Из среднего вагона, остановившегося прямо напротив вокзального входа, вышел бодрый, крепко сбитый мужчина в красном шёлковом халате и дорогом тельпеке. Его иссиня-чёрная, без единой сединки, розно подстриженная борода придавала смуглому лицу грозный и неприступный вид. Чёрные глаза, лишённые живого выражения, походили на глаза змеи. Но более внимательный наблюдатель приметил бы в них скрытое напряжение и беспокойство. Насторожённая жестокость во взгляде наталкивала на мысль, что приезжий, наверное, главный палач при дворе эмира Бухарского. Тот, кто подумал так, ошибся бы не на много: приезжим был Бекмурад-бай.

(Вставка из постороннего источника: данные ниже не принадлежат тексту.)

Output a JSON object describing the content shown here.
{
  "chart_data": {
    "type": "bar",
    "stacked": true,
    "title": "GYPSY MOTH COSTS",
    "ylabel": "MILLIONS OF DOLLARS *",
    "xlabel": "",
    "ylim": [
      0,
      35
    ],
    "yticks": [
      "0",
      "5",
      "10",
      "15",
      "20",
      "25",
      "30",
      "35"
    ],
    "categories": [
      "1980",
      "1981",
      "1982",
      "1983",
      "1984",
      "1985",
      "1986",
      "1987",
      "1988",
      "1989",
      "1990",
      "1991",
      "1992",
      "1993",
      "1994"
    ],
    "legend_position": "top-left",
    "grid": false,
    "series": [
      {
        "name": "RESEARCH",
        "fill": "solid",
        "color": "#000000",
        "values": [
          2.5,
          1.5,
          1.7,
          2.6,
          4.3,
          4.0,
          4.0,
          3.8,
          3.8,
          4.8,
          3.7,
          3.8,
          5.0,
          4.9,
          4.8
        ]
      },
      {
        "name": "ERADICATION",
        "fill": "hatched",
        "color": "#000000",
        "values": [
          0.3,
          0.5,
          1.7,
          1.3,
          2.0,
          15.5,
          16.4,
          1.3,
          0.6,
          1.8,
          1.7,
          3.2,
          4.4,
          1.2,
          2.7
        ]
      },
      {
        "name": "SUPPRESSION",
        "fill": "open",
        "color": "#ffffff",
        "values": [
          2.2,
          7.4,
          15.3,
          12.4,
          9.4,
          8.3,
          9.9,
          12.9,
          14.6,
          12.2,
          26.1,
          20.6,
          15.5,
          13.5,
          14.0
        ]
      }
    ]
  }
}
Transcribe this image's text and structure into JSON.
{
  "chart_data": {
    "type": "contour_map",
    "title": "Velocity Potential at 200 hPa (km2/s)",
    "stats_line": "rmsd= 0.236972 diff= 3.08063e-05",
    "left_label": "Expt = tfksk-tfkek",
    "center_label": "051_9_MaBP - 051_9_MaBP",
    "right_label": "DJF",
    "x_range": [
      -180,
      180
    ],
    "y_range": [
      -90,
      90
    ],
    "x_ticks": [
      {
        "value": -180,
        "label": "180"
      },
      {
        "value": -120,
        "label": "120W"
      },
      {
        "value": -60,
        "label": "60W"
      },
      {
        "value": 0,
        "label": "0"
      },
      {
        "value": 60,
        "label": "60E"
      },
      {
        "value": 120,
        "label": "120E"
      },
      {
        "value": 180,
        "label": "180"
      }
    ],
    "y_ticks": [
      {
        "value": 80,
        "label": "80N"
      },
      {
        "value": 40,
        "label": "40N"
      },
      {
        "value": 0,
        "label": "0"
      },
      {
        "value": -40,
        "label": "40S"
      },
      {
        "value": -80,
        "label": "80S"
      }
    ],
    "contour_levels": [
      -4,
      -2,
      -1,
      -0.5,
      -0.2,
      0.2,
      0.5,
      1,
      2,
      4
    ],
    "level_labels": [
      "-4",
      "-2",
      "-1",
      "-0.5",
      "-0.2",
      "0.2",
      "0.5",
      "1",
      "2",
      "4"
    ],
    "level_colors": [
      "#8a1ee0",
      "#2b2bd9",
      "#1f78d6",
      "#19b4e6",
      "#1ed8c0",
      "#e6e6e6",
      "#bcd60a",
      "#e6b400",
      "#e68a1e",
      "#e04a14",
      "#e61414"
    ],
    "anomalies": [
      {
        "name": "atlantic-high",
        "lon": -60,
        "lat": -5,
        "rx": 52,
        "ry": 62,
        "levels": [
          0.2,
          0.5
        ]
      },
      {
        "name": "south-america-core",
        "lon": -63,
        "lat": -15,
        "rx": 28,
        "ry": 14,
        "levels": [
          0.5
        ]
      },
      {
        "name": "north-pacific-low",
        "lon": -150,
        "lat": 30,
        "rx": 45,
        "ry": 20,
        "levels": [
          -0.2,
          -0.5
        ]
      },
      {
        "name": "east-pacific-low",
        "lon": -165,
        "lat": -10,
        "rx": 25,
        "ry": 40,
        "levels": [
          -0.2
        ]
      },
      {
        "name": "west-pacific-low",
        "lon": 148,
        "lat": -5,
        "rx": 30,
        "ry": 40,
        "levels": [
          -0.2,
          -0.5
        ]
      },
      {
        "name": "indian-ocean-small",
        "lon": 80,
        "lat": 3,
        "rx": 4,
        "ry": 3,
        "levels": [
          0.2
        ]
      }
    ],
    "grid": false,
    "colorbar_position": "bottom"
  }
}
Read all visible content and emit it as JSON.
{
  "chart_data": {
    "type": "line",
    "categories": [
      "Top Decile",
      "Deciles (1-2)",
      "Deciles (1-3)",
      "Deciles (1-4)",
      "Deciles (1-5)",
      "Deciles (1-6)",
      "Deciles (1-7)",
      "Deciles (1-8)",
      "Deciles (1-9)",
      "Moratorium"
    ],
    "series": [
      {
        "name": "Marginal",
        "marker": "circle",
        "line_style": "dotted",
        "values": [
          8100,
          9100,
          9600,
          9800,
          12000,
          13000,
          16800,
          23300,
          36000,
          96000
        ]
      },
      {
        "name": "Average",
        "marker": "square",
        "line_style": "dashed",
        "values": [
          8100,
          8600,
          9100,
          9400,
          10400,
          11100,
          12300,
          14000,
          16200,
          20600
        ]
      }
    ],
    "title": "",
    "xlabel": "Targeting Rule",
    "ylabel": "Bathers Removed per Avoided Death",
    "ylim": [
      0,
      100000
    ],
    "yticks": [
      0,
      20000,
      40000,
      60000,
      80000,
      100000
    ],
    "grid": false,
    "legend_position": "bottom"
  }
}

Перекинув через руку плотно набитый ковровый хурджун, он пошёл в сторону города, туда, где в ожидании седоков стояли фаэтоны. Рядом с ним шла интересная рыжеволосая женщина. Это была татарка Ханум — марыйская жена Бекмурад-бая.
Выйдя на привокзальную площадь, Бекмурад-бай повелительно крикнул:
— Эй! Фаэтон!..
Коренастый, лет тридцати парень, в синей косоворотке и с рыжеватыми усами, тоже приехавший этим поездом, обернулся на крик и изумлённо тихо присвистнул. Недаром, видно, говорят, что мир — широк, да дороги узки: не случайно они свели на Ашхабадском вокзале марыйского богача Бекмурад-бая и механика водяных насосов Эгригузерской плотины Сергея Ярошенко.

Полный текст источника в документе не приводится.